BookScouter.com
- Website type: Comparison shopping website
- Founded: 2007; 19 years ago
- Headquarters: Wilmington, Delaware 39°44′21″N 75°32′23″W﻿ / ﻿39.739071°N 75.539787°W
- Country of origin: United States
- Owner: BOOKSCOUTER LLC
- Founder: Brandon Checketts
- Industry: Internet, Comparison Shopping, E-commerce
- Products: books, used books, textbooks
- Services: Online shopping
- Website: bookscouter.com
- Commercial: Yes
- Launched: August 6, 2007
- Current status: Active
- Written in: PHP

= BookScouter.com =

Price comparison website

BookScouter.com is a comparison shopping website that helps buy, sell, and rent textbooks and used books online. The website compares offers and prices from 30 booksellers and buyback vendors in the US, and suggests the most fitting place to purchase or sell a given book. The website is mainly used by college students.

== History ==
BookScouter was founded in 2007 by Brandon Checketts. Checketts developed this price-comparison website to help students and recent graduates sell their used college books. He first came up with this idea when he heard about how his wife's friend was selling her old college books to pay off her student loans. Checketts created a working prototype that simplified and expedited the process by comparing prices from seven vendors at a time. The project was well-received, and Checketts kept growing it as a business.

== Business model ==
BookScouter's price comparison engine aggregates data from partnering vendors and their offers on a single book, identified by its unique ISBN. BookScouter neither buys books directly from sellers nor sets the prices. All the offers available on the website are set by vendors.

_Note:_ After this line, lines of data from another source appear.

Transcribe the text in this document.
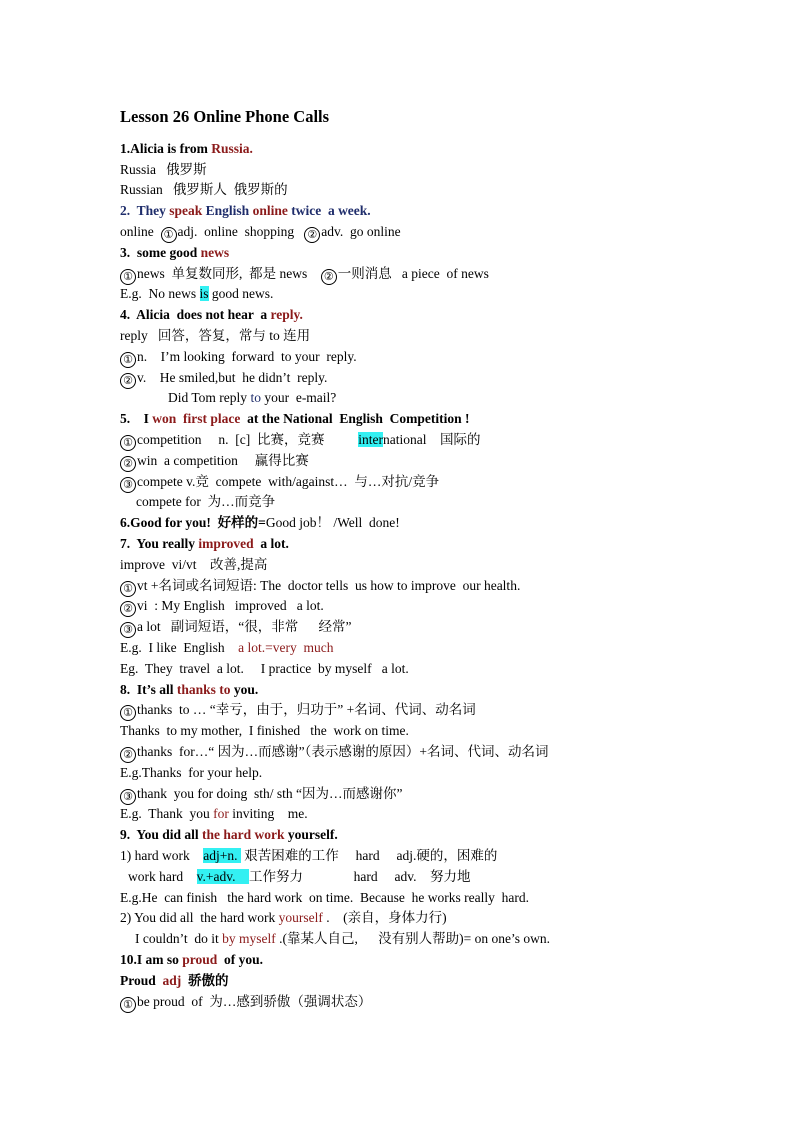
Lesson 26 Online Phone Calls
1.Alicia is from Russia.
Russia   俄罗斯
Russian   俄罗斯人  俄罗斯的
2.  They speak English online twice a week.
online  ① adj.  online  shopping   ② adv.  go online
3.  some good news
① news  单复数同形,  都是 news    ② 一则消息   a piece  of news
E.g.  No news is good news.
4.  Alicia  does not hear  a reply.
reply   回答，答复，常与 to 连用
① n.    I’m looking  forward  to your  reply.
② v.    He smiled,but  he didn’t  reply.
Did Tom reply to your  e-mail?
5.    I won first place  at the National  English  Competition !
① competition     n.  [c]  比赛，竞赛          international    国际的
② win  a competition     赢得比赛
③ compete v.竞  compete  with/against…  与…对抗/竞争
compete for  为…而竞争
6.Good for you!  好样的=Good job！ /Well  done!
7.  You really improved  a lot.
improve  vi/vt    改善,提高
① vt +名词或名词短语: The  doctor tells  us how to improve  our health.
② vi  : My English   improved   a lot.
③ a lot   副词短语，“很，非常      经常”
E.g.  I like  English    a lot.=very  much
Eg.  They  travel  a lot.     I practice  by myself   a lot.
8.  It’s all thanks to you.
① thanks  to … “幸亏，由于，归功于” +名词、代词、动名词
Thanks  to my mother,  I finished   the  work on time.
② thanks  for…“ 因为…而感谢”（表示感谢的原因）+名词、代词、动名词
E.g.Thanks  for your help.
③ thank  you for doing  sth/ sth “因为…而感谢你”
E.g.  Thank  you for inviting    me.
9.  You did all the hard work yourself.
1) hard work    adj+n.  艰苦困难的工作     hard     adj.硬的，困难的
work hard    v.+adv.    工作努力               hard     adv.    努力地
E.g.He  can finish   the hard work  on time.  Because  he works really  hard.
2) You did all  the hard work yourself .    (亲自，身体力行)
I couldn’t  do it by myself .(靠某人自己,      没有别人帮助)= on one’s own.
10.I am so proud  of you.
Proud  adj  骄傲的
① be proud  of  为…感到骄傲（强调状态）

BookScouter.com is an Amazon associate and earns commissions from qualifying purchases. The platform also offers Pro Tools for high-volume booksellers on a monthly subscription basis. Pro Tools include bulk ISBN lookup, deals finder, historical price lookup, and recently searched high-value books identifier.

=== Vendors and bookstores ===
BookScouter compares prices from AbeBooks, Amazon.com, ValoreBooks.com, Chegg.com, Powells.com, Booksrun.com, and other vendors and bookstores.

== Mobile ==
BookScouter App, available on iOS and Android, helps scan ISBNs quickly and check prices for used books from multiple vendors. The app is popular among small book businesses and independent resellers.

== Other activities ==
BookScouter offers a quarterly scholarship of $500 for any enrolled student in the US. This scholarship should be used towards acquiring textbooks and aims at easing students’ financial expenses.

From 2019 to 2020, BookScouter produced The Studentpreneur Show — a podcast about student-run businesses and startups. In each podcast episode, a guest tells about their experiences of founding and running companies while studying at college.